Maseko et al. (2012:51) argue that although the government of Zimbabwe has been advancing targeted support in marketing, management and finance to the SMEs, some have remained small and worse still others have collapsed. This finding shows that there could be deep rooted problems faced by SMEs which go beyond skills shortages. As such indiscriminate skills equipping programmes might fail to save SMEs.
Management training can take on the route that is taken by Peru where proprietors of high growth companies are equipped with management skills instead of those with low growth potential (Ramis, 2002:5). According to Ramis (2002:5) this ensures that SMEs with higher potential are assisted to maximise and realise their potential. This is in line with Ramis’ (2002) assertion that it is imperative to ensure that businesses with the potential to survive and be effective are assisted so that a country can realise the benefits associated with SMEs. The discriminate training of proprietors is important to the management of already scarce resources as is the case with Zimbabwe.
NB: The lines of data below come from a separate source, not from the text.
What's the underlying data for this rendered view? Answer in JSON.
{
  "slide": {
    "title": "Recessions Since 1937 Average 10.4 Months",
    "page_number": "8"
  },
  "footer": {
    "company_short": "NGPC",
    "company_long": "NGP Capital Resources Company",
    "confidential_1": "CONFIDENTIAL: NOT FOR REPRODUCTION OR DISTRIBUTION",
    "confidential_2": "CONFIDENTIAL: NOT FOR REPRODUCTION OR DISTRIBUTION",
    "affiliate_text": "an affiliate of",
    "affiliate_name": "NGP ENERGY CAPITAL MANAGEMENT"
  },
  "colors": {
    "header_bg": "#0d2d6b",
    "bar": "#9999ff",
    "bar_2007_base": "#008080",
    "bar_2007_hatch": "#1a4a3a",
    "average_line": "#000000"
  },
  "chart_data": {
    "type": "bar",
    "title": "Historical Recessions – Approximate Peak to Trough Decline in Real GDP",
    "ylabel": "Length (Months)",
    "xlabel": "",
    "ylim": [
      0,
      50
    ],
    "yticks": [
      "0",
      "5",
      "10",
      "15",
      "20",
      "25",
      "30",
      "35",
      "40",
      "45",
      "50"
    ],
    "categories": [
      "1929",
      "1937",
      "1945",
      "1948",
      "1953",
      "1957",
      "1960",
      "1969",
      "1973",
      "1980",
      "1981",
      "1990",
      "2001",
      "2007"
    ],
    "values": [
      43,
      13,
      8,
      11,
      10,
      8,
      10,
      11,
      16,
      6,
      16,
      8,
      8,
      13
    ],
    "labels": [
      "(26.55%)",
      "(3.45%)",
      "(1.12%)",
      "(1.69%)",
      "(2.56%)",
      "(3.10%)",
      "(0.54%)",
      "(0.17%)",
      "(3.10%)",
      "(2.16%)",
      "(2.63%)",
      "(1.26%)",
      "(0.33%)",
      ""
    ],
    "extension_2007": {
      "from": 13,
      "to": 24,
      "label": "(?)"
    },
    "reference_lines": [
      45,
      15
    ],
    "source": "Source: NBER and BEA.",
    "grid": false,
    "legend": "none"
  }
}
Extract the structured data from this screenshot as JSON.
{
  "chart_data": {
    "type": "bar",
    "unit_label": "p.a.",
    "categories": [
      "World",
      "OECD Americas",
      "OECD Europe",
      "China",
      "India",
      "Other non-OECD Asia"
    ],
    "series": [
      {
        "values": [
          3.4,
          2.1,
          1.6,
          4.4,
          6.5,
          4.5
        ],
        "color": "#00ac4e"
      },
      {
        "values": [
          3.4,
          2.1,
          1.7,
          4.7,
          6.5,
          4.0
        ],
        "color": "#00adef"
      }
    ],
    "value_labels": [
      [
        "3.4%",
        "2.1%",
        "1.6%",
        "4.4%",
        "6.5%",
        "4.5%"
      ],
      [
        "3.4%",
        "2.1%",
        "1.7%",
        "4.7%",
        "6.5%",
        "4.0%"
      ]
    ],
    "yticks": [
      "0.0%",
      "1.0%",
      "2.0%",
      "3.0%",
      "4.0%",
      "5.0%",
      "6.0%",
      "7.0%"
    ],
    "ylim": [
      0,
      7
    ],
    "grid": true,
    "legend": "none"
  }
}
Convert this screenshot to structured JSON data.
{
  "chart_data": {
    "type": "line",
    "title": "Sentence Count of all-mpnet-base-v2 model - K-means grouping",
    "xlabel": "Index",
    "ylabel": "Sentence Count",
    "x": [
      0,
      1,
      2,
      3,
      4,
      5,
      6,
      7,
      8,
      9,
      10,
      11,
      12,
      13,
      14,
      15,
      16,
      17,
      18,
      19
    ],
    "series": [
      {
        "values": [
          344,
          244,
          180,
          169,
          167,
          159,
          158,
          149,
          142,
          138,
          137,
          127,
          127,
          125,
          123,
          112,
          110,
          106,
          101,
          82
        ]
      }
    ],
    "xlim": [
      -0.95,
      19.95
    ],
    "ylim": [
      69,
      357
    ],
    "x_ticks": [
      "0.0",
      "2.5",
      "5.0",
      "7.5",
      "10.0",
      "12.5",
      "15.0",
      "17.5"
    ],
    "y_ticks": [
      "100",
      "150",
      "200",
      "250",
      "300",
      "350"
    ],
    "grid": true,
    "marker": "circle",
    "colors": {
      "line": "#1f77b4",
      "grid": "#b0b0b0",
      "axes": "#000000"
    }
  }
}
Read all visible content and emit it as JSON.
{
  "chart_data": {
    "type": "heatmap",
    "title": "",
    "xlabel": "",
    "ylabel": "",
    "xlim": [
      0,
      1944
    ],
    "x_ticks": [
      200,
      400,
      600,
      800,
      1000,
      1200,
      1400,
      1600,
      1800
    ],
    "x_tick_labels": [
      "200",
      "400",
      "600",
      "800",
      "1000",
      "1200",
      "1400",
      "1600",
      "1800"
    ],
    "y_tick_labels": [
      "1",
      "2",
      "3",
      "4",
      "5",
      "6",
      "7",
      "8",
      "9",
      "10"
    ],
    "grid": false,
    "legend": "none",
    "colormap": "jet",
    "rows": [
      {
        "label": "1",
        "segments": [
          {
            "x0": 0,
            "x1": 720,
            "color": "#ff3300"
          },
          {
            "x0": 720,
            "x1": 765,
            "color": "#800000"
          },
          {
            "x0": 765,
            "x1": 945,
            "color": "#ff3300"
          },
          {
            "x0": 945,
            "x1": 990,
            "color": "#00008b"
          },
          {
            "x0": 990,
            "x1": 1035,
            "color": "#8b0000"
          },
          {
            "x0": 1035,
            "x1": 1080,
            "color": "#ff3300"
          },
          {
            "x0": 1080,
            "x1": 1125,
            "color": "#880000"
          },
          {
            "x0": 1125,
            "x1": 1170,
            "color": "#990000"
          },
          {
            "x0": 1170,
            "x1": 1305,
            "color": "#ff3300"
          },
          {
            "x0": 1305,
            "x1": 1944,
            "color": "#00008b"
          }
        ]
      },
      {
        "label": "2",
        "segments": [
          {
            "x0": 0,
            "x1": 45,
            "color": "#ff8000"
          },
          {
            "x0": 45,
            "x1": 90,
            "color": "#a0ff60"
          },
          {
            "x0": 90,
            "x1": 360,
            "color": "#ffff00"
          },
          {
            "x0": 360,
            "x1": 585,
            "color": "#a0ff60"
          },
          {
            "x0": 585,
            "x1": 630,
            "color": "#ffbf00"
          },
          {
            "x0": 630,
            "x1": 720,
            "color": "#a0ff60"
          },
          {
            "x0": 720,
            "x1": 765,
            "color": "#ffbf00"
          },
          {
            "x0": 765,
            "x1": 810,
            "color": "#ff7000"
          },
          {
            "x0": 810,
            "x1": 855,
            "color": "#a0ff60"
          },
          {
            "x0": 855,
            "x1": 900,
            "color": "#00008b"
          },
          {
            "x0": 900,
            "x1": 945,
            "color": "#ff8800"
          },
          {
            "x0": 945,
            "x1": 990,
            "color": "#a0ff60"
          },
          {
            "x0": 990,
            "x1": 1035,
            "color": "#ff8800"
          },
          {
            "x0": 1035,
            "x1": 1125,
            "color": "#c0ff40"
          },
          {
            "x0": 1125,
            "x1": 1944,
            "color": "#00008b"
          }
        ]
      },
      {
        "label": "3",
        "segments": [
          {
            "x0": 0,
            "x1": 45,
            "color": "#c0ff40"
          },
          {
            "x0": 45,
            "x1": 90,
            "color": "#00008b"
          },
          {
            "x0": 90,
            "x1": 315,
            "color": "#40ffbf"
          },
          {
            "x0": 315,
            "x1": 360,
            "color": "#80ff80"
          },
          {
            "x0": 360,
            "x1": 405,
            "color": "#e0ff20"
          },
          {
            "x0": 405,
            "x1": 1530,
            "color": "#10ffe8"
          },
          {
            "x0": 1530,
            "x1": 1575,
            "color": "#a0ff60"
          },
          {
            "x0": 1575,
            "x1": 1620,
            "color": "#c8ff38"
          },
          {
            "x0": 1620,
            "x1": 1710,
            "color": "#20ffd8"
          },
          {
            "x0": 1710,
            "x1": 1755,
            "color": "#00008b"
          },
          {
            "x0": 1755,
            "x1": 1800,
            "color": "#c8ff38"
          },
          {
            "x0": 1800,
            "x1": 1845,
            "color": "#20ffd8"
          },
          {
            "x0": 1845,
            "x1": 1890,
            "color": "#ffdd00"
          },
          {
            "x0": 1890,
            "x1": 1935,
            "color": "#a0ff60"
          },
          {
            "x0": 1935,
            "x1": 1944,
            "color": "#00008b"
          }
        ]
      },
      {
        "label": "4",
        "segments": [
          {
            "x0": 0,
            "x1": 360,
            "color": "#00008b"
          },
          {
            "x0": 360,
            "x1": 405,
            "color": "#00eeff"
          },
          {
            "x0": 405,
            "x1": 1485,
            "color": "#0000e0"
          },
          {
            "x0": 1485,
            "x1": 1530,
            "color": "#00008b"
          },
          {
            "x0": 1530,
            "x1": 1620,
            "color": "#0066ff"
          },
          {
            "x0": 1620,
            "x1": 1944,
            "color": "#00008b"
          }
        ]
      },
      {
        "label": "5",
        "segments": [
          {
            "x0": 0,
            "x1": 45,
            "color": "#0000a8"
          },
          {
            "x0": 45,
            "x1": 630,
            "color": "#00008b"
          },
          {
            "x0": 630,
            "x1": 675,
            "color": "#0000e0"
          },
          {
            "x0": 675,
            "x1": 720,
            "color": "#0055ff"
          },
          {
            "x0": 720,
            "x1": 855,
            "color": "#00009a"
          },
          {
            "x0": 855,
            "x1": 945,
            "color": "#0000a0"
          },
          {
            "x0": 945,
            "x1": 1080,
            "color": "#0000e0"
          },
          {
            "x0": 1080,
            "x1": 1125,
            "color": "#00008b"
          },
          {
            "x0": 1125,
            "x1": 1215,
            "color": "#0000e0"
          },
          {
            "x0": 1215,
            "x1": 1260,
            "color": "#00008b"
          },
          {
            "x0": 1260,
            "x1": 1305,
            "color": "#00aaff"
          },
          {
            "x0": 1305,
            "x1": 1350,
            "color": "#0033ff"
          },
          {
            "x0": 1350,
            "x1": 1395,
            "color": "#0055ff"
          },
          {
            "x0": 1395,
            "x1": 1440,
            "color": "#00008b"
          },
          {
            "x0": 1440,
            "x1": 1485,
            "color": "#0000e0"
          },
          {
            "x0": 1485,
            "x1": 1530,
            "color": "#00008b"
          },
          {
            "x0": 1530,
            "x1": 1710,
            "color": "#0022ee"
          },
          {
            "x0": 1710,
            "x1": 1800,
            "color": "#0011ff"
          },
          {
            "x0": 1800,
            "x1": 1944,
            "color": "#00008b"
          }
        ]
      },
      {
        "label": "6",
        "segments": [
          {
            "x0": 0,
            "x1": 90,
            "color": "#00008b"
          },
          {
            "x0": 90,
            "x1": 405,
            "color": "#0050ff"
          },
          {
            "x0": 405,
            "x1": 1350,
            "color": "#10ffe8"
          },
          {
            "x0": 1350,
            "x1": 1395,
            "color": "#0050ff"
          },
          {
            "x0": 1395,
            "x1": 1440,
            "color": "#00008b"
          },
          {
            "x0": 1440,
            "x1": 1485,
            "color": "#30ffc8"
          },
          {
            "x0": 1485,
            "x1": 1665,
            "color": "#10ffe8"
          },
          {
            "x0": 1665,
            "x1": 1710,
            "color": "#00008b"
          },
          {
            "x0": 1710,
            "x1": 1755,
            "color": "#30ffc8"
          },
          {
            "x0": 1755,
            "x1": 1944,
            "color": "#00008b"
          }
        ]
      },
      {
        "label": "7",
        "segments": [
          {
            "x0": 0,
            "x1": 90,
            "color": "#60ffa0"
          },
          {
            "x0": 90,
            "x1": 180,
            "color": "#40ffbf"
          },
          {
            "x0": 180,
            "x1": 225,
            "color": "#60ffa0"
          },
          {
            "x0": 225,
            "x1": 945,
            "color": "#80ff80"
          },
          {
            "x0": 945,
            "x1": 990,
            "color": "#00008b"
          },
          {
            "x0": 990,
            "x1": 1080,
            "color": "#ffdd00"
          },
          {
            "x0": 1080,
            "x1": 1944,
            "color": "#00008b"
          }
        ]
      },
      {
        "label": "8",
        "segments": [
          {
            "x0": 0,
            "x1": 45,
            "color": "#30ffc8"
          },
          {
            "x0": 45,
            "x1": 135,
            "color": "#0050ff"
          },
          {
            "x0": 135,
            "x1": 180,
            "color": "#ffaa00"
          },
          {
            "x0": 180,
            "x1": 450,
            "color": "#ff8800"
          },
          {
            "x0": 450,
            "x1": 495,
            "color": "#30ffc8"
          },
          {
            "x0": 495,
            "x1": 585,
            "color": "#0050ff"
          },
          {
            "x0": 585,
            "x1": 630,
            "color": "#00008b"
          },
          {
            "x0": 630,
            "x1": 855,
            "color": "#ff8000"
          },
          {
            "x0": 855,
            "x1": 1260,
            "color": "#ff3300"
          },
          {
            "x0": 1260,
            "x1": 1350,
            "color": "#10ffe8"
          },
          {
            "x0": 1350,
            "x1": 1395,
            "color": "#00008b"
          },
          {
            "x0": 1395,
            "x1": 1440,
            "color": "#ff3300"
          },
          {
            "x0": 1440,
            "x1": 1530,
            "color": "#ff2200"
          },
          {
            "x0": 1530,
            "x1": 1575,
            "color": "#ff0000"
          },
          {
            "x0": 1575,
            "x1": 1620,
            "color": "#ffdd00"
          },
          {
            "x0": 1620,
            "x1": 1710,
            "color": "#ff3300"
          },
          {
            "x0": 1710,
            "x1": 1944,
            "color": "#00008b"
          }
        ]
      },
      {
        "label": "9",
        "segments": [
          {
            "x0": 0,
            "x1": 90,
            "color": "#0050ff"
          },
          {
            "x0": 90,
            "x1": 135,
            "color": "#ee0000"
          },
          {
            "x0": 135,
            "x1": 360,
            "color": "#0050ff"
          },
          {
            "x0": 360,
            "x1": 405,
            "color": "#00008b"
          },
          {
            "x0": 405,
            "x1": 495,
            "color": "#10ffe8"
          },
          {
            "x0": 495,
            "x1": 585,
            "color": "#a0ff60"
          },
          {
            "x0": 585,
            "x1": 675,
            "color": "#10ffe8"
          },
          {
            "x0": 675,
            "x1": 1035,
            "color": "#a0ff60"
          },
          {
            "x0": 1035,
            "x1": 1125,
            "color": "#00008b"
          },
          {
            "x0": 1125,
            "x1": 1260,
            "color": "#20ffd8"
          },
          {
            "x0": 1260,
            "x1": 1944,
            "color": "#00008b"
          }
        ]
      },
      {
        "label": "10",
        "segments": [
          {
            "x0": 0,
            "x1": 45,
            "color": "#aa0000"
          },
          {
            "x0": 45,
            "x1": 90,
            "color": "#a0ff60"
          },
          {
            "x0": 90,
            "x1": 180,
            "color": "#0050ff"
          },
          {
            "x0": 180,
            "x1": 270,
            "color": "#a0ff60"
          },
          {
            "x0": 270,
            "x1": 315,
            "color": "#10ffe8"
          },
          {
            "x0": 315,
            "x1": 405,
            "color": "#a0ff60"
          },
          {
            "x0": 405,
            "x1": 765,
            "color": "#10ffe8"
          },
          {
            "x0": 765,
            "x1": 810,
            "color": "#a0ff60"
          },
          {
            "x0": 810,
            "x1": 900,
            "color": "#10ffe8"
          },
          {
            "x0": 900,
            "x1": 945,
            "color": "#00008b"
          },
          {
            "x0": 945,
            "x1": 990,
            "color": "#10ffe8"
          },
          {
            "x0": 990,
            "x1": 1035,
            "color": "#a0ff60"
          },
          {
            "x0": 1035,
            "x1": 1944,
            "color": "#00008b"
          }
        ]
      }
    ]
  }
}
The reality that a lot of factors contribute to the failure of SMEs and that the government has limited resources necessitates the discrimination of other enterprises in skills training programmes.
The Reserve Bank of Zimbabwe (2009) found that targeted support to SMEs translates into economic development in countries like Indonesia where SMEs account for 98 percent of employment creation and growth with Japan and Thailand having their SMEs contributing 81 percent and 78 percent to GDP respectively. Selected SMEs that have the potential to develop and grow can also be targeted for skills enrichment programmes so that they can contribute to the economy.